Sahla bint Suhayl Ordered to Breastfeed Adult Salim (Ibn Majah's Chain)
Ibn Majah 1666 records the same hadith as Muslim 1411 (entry m08) — adult breastfeeding to establish kinship. The Ibn Majah version provides cross-collection independent attestation for the canonical preservation of the doctrine.
The substantive issues are addressed in entry m08. The Ibn Majah contribution: cross-collection consistency confirms the doctrine is canonical Islamic teaching, not a peripheral or contested narration.
The analysis from entry m08 applies fully here.
- P1. Ibn Majah 1666 preserves the adult-breastfeeding (Sahla/Salim) hadith.
- P2. The hadith parallels Muslim 1411 with cross-collection independent attestation.
- P3. The doctrine permits adult breastfeeding to establish kinship for resolving household-religious problems.
- P4. The act is sexually charged in any non-religious context.
- P5. Companion-level disagreement and ongoing scholarly debate reflect the doctrine's contested character.
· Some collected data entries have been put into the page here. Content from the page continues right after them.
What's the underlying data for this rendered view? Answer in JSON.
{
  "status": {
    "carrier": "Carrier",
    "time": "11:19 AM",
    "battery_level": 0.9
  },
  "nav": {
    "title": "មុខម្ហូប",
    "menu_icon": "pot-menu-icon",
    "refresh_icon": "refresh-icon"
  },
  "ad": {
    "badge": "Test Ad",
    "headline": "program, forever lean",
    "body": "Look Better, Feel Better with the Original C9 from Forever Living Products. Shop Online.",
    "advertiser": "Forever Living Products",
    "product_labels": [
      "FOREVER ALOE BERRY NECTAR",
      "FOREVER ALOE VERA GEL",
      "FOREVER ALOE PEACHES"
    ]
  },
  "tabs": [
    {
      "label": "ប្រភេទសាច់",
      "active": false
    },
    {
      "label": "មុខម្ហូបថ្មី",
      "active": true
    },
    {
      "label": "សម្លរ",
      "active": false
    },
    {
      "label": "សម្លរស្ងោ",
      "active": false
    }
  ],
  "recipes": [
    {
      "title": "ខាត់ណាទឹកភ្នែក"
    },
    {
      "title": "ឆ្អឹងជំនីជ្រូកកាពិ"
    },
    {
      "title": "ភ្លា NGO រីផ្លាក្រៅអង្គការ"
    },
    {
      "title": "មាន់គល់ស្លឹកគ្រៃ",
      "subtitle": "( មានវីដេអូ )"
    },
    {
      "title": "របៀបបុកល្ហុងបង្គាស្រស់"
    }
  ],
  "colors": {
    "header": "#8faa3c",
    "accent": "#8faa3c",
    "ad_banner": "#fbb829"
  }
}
- P6. Modern application (2007 Al-Azhar fatwa) has produced significant public discomfort.
- P7. A morally serious revelation does not solve household-religious problems through adult breastfeeding. (See entry m08.)
Ibn Majah 1666 reinforces the adult-breastfeeding doctrine with cross-collection attestation. (See entry m08 for substantive analysis.)
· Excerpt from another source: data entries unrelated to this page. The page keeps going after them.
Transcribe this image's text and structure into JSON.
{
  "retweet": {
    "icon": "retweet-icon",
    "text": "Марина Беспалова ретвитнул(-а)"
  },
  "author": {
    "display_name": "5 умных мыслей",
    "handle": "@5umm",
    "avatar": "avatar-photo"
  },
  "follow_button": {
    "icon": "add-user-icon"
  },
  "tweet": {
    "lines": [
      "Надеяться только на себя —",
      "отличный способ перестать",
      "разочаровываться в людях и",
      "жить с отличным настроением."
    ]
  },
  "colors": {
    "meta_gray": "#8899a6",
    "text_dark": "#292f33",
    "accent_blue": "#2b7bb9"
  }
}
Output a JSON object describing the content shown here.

Salim case was exceptional — not generalisable.
Aisha advocated extending; Maliki school accepted under conditions. (See m08.)
Indirect milk transfer preserves the principle without awkwardness.
Original case was direct; principle remains. (See m08.)
Salim was younger than the texts suggest.
Text describes adult/bearded man. (See m08.)
Wise social engineering of kinship.
Concedes kinship is being manipulated for convenience. (See m08.)
Modern context different from 7th-century.
Hadith's classical Sunni doctrine has been universal in application. (See m08.)